I was under the impression that i is to move me through the string (while in the for loop), representing the position as it is reading the string. The number would increase as it got deeper within the string. So an entered value of Hello would ultimately make i = 5. The program stops at the whitespace. If I enter Hello World, the program is only reading hello, and gives me the value off of that.

I think that the '\0' terminating sequence is an area I'm failing things in (I may be reaching there). My reasoning for thinking that is if I put underscores between the words it works fine. It counts the characters entered and performs the calculations. I believe an if statement could be used to track the underscores and remove them from the mathematical calculation to happen later in the program if I did not want the user to realize a charge from those characters.

To answer your last question, when I print adPhrase[i] nothing prints. Is this because the i variable is only available during the for loop?

[Adak]

You can't use a loop counter (an iterator), as a conditional counter, as well. It's like using a marble to replace a car wheel. They both are round, but they're not the same. That's how the logic is here - different.

Print out your adphrase after it's entered. You're on the right track, but not quite there.

[SplinteredChaos]

So am I correct in understanding that the primary issue is with the for loop.

for(i=0;adPhrase[i]!='\0';i++){ 

    if (adPhrase[i] == ' '){
        i++;
    }
}

In particular the

(i=0;adPhrase[i]!='\0';i++)

so I cannot use the i at the beginning and then also in the adPhrase[]? or am I confusing things?

Trying to make sure I am putting my terminology in the right spots, the loop counter is the i=0; and the conditional counter is adPhrase[i}?

[Adak]

Print out adphrase, after you enter it, and before you do anything else.

Yes, the i counter and conditional is a problem, but it's not the first problem.

[SplinteredChaos]

Not the first problem or not the only problem?
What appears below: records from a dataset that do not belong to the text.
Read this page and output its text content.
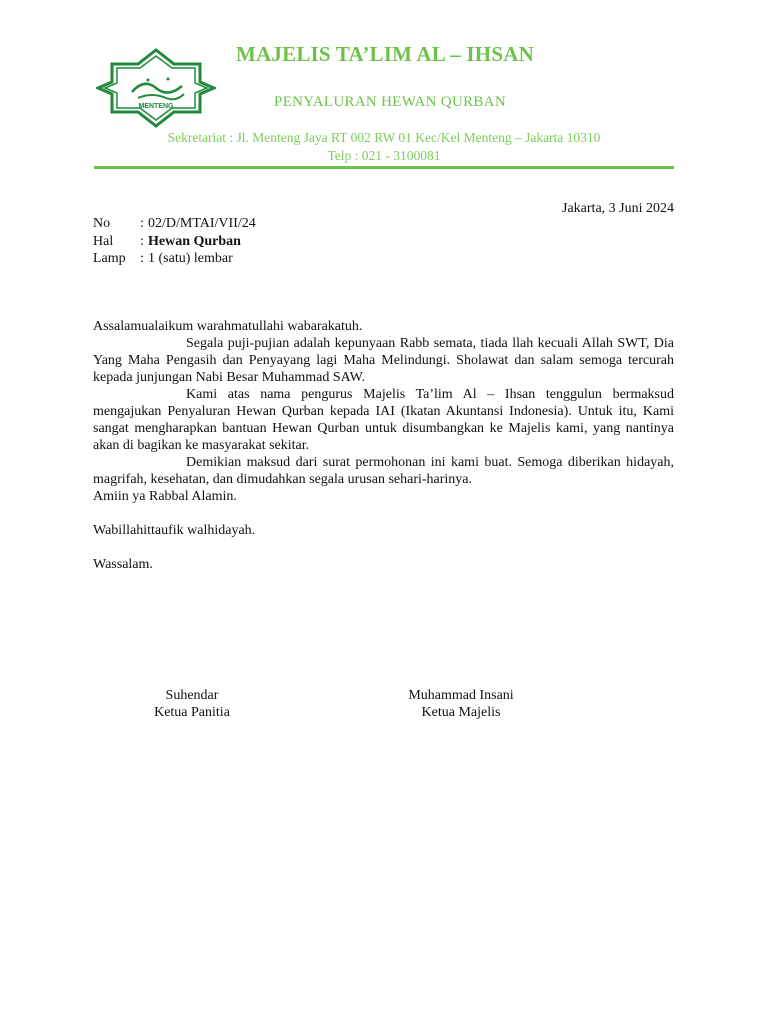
MENTENG
MAJELIS TA’LIM AL – IHSAN
PENYALURAN HEWAN QURBAN
Sekretariat : Jl. Menteng Jaya RT 002 RW 01 Kec/Kel Menteng – Jakarta 10310
Telp : 021 - 3100081
Jakarta, 3 Juni 2024
No : 02/D/MTAI/VII/24
Hal : Hewan Qurban
Lamp : 1 (satu) lembar

Assalamualaikum warahmatullahi wabarakatuh.

Segala puji-pujian adalah kepunyaan Rabb semata, tiada llah kecuali Allah SWT, Dia Yang Maha Pengasih dan Penyayang lagi Maha Melindungi. Sholawat dan salam semoga tercurah kepada junjungan Nabi Besar Muhammad SAW.

Kami atas nama pengurus Majelis Ta’lim Al – Ihsan tenggulun bermaksud mengajukan Penyaluran Hewan Qurban kepada IAI (Ikatan Akuntansi Indonesia). Untuk itu, Kami sangat mengharapkan bantuan Hewan Qurban untuk disumbangkan ke Majelis kami, yang nantinya akan di bagikan ke masyarakat sekitar.

Demikian maksud dari surat permohonan ini kami buat. Semoga diberikan hidayah, magrifah, kesehatan, dan dimudahkan segala urusan sehari-harinya.

Amiin ya Rabbal Alamin.

Wabillahittaufik walhidayah.

Wassalam.

Suhendar
Ketua Panitia
Muhammad Insani
Ketua Majelis
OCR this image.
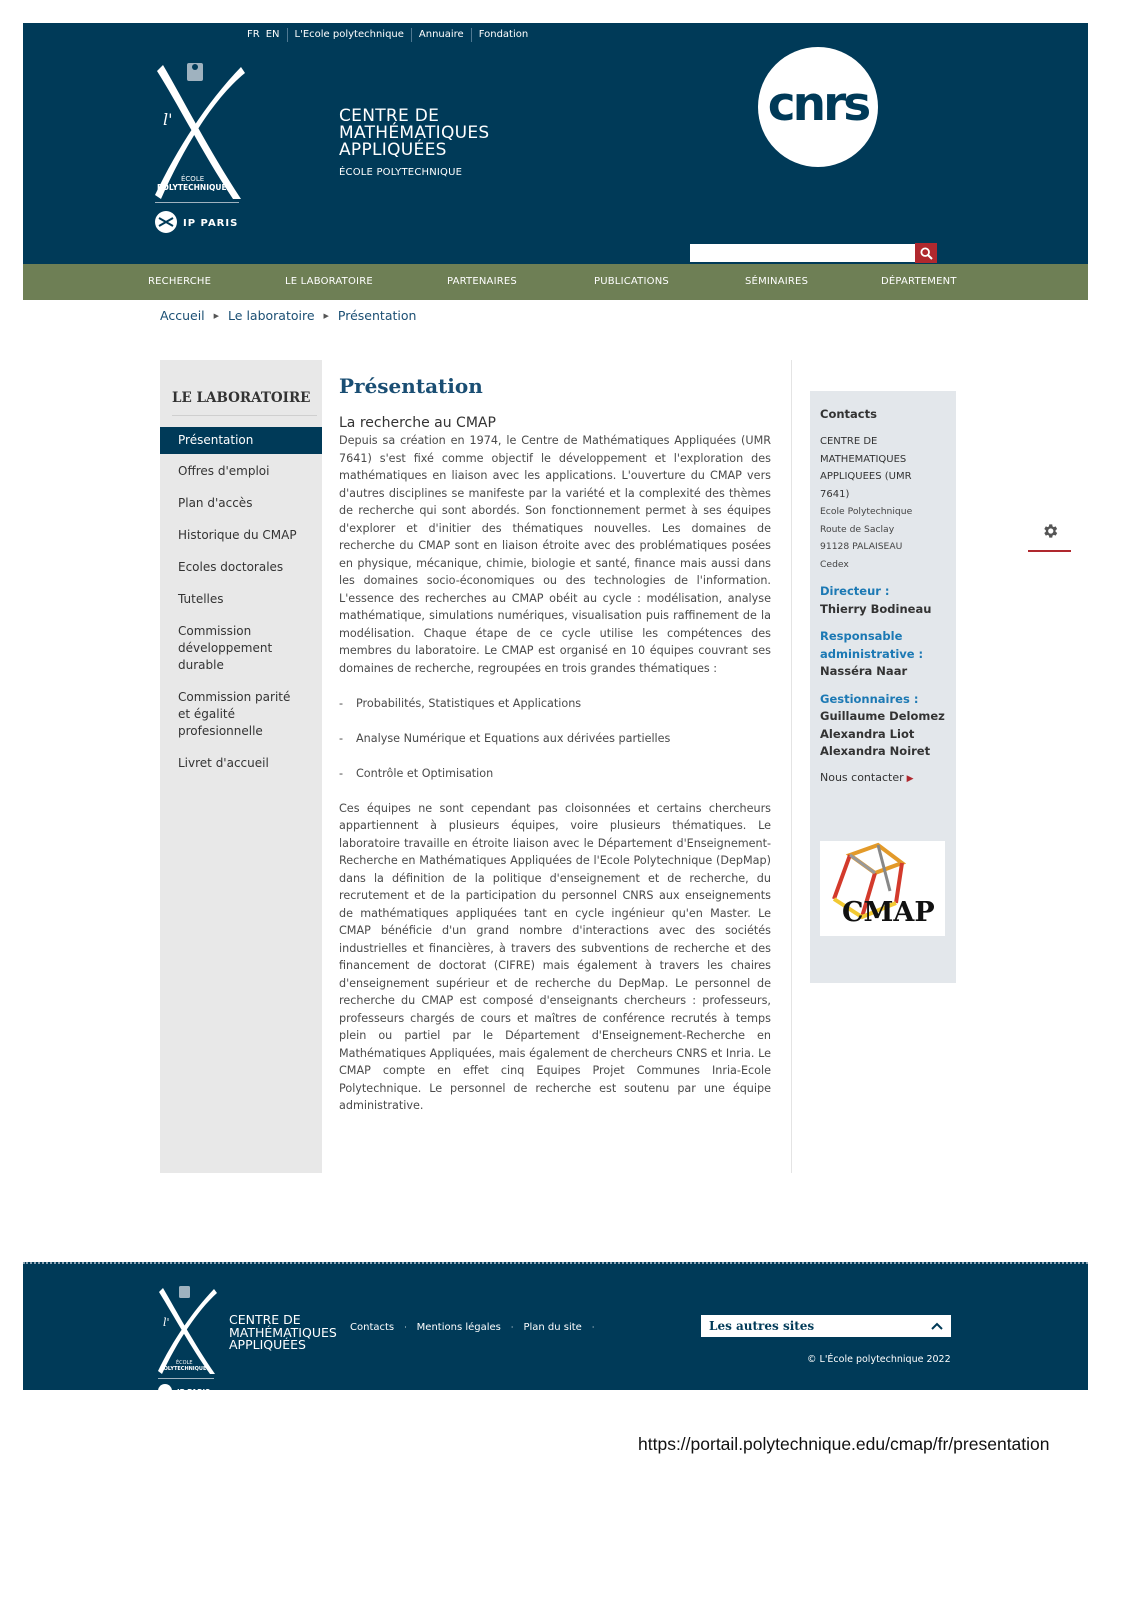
FR EN	L'Ecole polytechnique	Annuaire	Fondation
l'
ÉCOLE
POLYTECHNIQUE
IP PARIS
CENTRE DE
MATHÉMATIQUES
APPLIQUÉES
ÉCOLE POLYTECHNIQUE
cnrs
RECHERCHE	LE LABORATOIRE	PARTENAIRES	PUBLICATIONS	SÉMINAIRES	DÉPARTEMENT
Accueil ▶ Le laboratoire ▶ Présentation
LE LABORATOIRE
Présentation
Offres d'emploi
Plan d'accès
Historique du CMAP
Ecoles doctorales
Tutelles
Commission développement durable
Commission parité et égalité profesionnelle
Livret d'accueil
Présentation
La recherche au CMAP

Depuis sa création en 1974, le Centre de Mathématiques Appliquées (UMR 7641) s'est fixé comme objectif le développement et l'exploration des mathématiques en liaison avec les applications. L'ouverture du CMAP vers d'autres disciplines se manifeste par la variété et la complexité des thèmes de recherche qui sont abordés. Son fonctionnement permet à ses équipes d'explorer et d'initier des thématiques nouvelles. Les domaines de recherche du CMAP sont en liaison étroite avec des problématiques posées en physique, mécanique, chimie, biologie et santé, finance mais aussi dans les domaines socio-économiques ou des technologies de l'information. L'essence des recherches au CMAP obéit au cycle : modélisation, analyse mathématique, simulations numériques, visualisation puis raffinement de la modélisation. Chaque étape de ce cycle utilise les compétences des membres du laboratoire. Le CMAP est organisé en 10 équipes couvrant ses domaines de recherche, regroupées en trois grandes thématiques :

-	Probabilités, Statistiques et Applications
-	Analyse Numérique et Equations aux dérivées partielles
-	Contrôle et Optimisation

Ces équipes ne sont cependant pas cloisonnées et certains chercheurs appartiennent à plusieurs équipes, voire plusieurs thématiques. Le laboratoire travaille en étroite liaison avec le Département d'Enseignement-Recherche en Mathématiques Appliquées de l'Ecole Polytechnique (DepMap) dans la définition de la politique d'enseignement et de recherche, du recrutement et de la participation du personnel CNRS aux enseignements de mathématiques appliquées tant en cycle ingénieur qu'en Master. Le CMAP bénéficie d'un grand nombre d'interactions avec des sociétés industrielles et financières, à travers des subventions de recherche et des financement de doctorat (CIFRE) mais également à travers les chaires d'enseignement supérieur et de recherche du DepMap. Le personnel de recherche du CMAP est composé d'enseignants chercheurs : professeurs, professeurs chargés de cours et maîtres de conférence recrutés à temps plein ou partiel par le Département d'Enseignement-Recherche en Mathématiques Appliquées, mais également de chercheurs CNRS et Inria. Le CMAP compte en effet cinq Equipes Projet Communes Inria-Ecole Polytechnique. Le personnel de recherche est soutenu par une équipe administrative.

Contacts
CENTRE DE
MATHEMATIQUES
APPLIQUEES (UMR
7641)
Ecole Polytechnique
Route de Saclay
91128 PALAISEAU
Cedex
Directeur :
Thierry Bodineau
Responsable
administrative :
Nasséra Naar
Gestionnaires :
Guillaume Delomez
Alexandra Liot
Alexandra Noiret
Nous contacter ▶
CMAP
l'
ÉCOLE
POLYTECHNIQUE
IP PARIS
CENTRE DE
MATHÉMATIQUES
APPLIQUÉES
Contacts · Mentions légales · Plan du site ·	Les autres sites
© L'École polytechnique 2022
https://portail.polytechnique.edu/cmap/fr/presentation
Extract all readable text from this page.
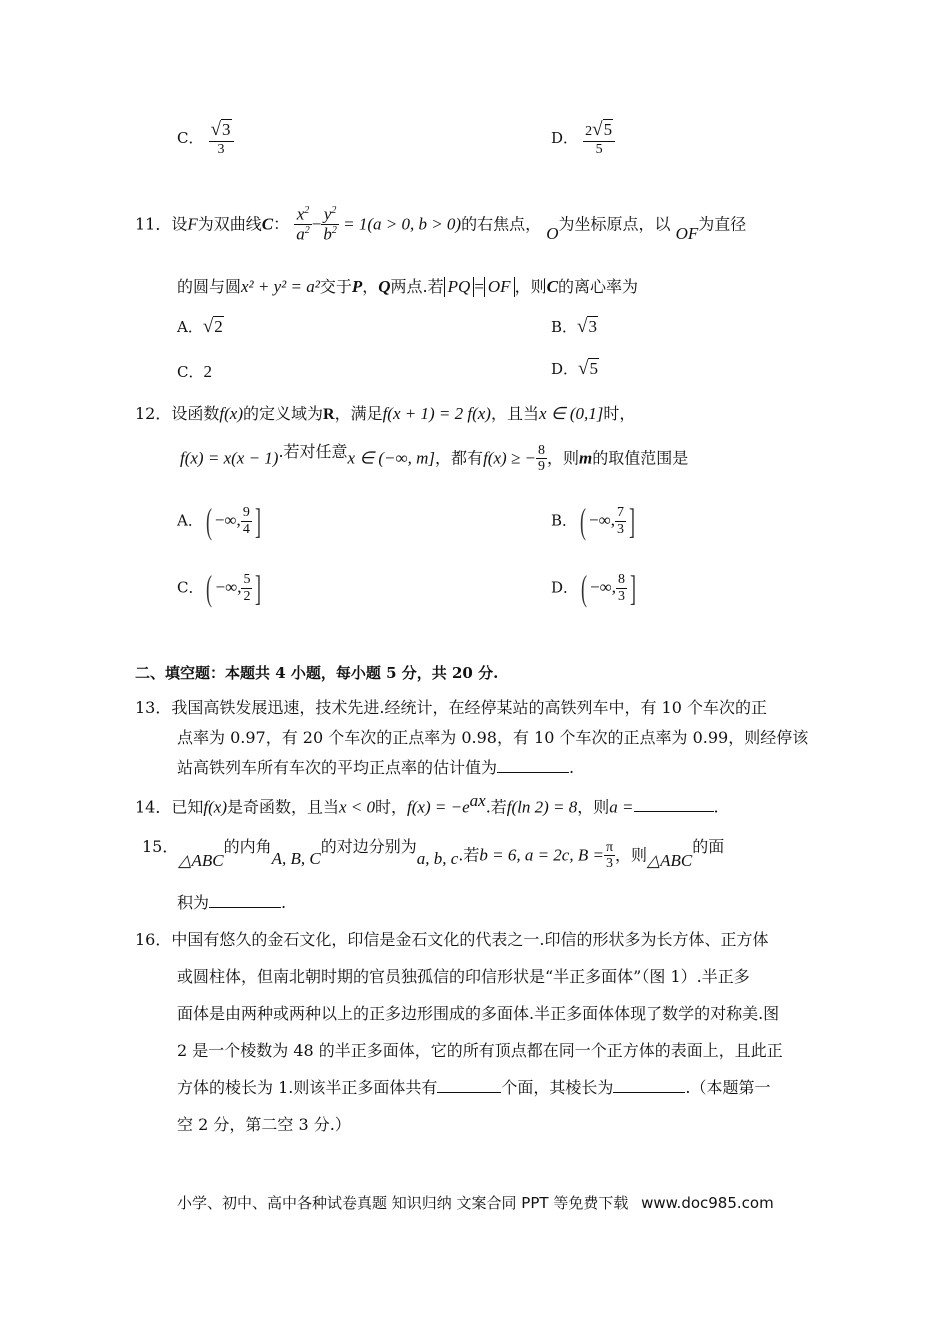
C． $\frac{√3}{3}$	D． $\frac{2√5}{5}$
11．设F为双曲线C： $\frac{x^2}{a^2} - \frac{y^2}{b^2} = 1(a > 0$, b > 0)的右焦点， O为坐标原点，以 OF为直径
的圆与圆x² + y² = a²交于P，Q两点.若 PQ = OF ，则C的离心率为
A．√2	B．√3
C．2	D．√5
12．设函数f(x)的定义域为R，满足f(x + 1) = 2 f(x)，且当x ∈ (0,1]时，
f(x) = x(x − 1).若对任意x ∈ (−∞, m]，都有f(x) ≥ − $\frac{8}{9}$ ，则m的取值范围是
A．( −∞, $\frac{9}{4}$ ]	B．( −∞, $\frac{7}{3}$ ]
C．( −∞, $\frac{5}{2}$ ]	D．( −∞, $\frac{8}{3}$ ]
二、填空题：本题共 4 小题，每小题 5 分，共 20 分.
13．我国高铁发展迅速，技术先进.经统计，在经停某站的高铁列车中，有 10 个车次的正
点率为 0.97，有 20 个车次的正点率为 0.98，有 10 个车次的正点率为 0.99，则经停该
站高铁列车所有车次的平均正点率的估计值为	.
14．已知f(x)是奇函数，且当x < 0时，$f(x) = -e^{ax}$.若f(ln 2) = 8，则a =	.
15．△ABC的内角A, B, C的对边分别为a, b, c.若b = 6, a = 2c, $B = \frac{\pi}{3}$ ，则△ABC的面
积为	.
16．中国有悠久的金石文化，印信是金石文化的代表之一.印信的形状多为长方体、正方体
或圆柱体，但南北朝时期的官员独孤信的印信形状是“半正多面体”（图 1）.半正多
面体是由两种或两种以上的正多边形围成的多面体.半正多面体体现了数学的对称美.图
2 是一个棱数为 48 的半正多面体，它的所有顶点都在同一个正方体的表面上，且此正
方体的棱长为 1.则该半正多面体共有	个面，其棱长为	.（本题第一
空 2 分，第二空 3 分.）
小学、初中、高中各种试卷真题 知识归纳 文案合同 PPT 等免费下载 www.doc985.com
When you say print out adPhrase after it is entered

cin >> adPhrase;

, are you meaning to

cout >> adPhrase;

?

This post has been edited by SplinteredChaos: 02 February 2013 - 02:52 AM

[Adak]

Both. Will you be printing out adPhrase, sometime before the next Ice Age?

[SplinteredChaos]

The purpose of the program doesn't really require me to print adPhrase after it is collected. I really just need it to hold a string and count the length of the string (simulated with for loop not length method). Once the length is calculated I take that value and multiply it by something else collected from the user.

[#define]

for(i=0;adPhrase[i]!='\0';i++){ 

    if (adPhrase[i] == ' '){
        i++;
    }
}

If the input is something simple such as "a b" then i will iterate until it is 3, also equal to the length. By your logic the number of spaces will be equal to i which is 3.

[Adak]

There is nothing more useful in debugging, than simply printing out a dodgy variable's value.

[SplinteredChaos]

#define, on 02 February 2013 - 12:37 PM, said:

for(i=0;adPhrase[i]!='\0';i++){ 

    if (adPhrase[i] == ' '){
        i++;
    }
}

If the input is something simple such as "a b" then i will iterate until it is 3, also equal to the length. By your logic the number of spaces will be equal to i which is 3.

Got a feeling it'll end up being a dumb question, but what do you mean [/i], if we were to apply numbers to that would it be 3*3 = 9/3 = 3? If so that is exactly what I'm looking for. However, the program is only reading the first character, so 'a'. The value of [i] = 1.

[#define]

How are you declaring/creating adPhrase?

Ahh, this will only read up to a whitespace character so a word in effect.

  cin >> adPhrase;

You will need to use getline to get a phrase.

.

This post has been edited by #define: 02 February 2013 - 08:15 PM

[snoopy11]

#define, on 03 February 2013 - 03:08 AM, said:

You will need to use getline to get a phrase.

.

Yay you got there..

+1

#define of course means getline(cin,adphrase);

Snoopy

This post has been edited by snoopy11: 03 February 2013 - 11:28 AM

[SplinteredChaos]

 string adPhrase;

is how I have adPhrase declared at this point. Is that not correct?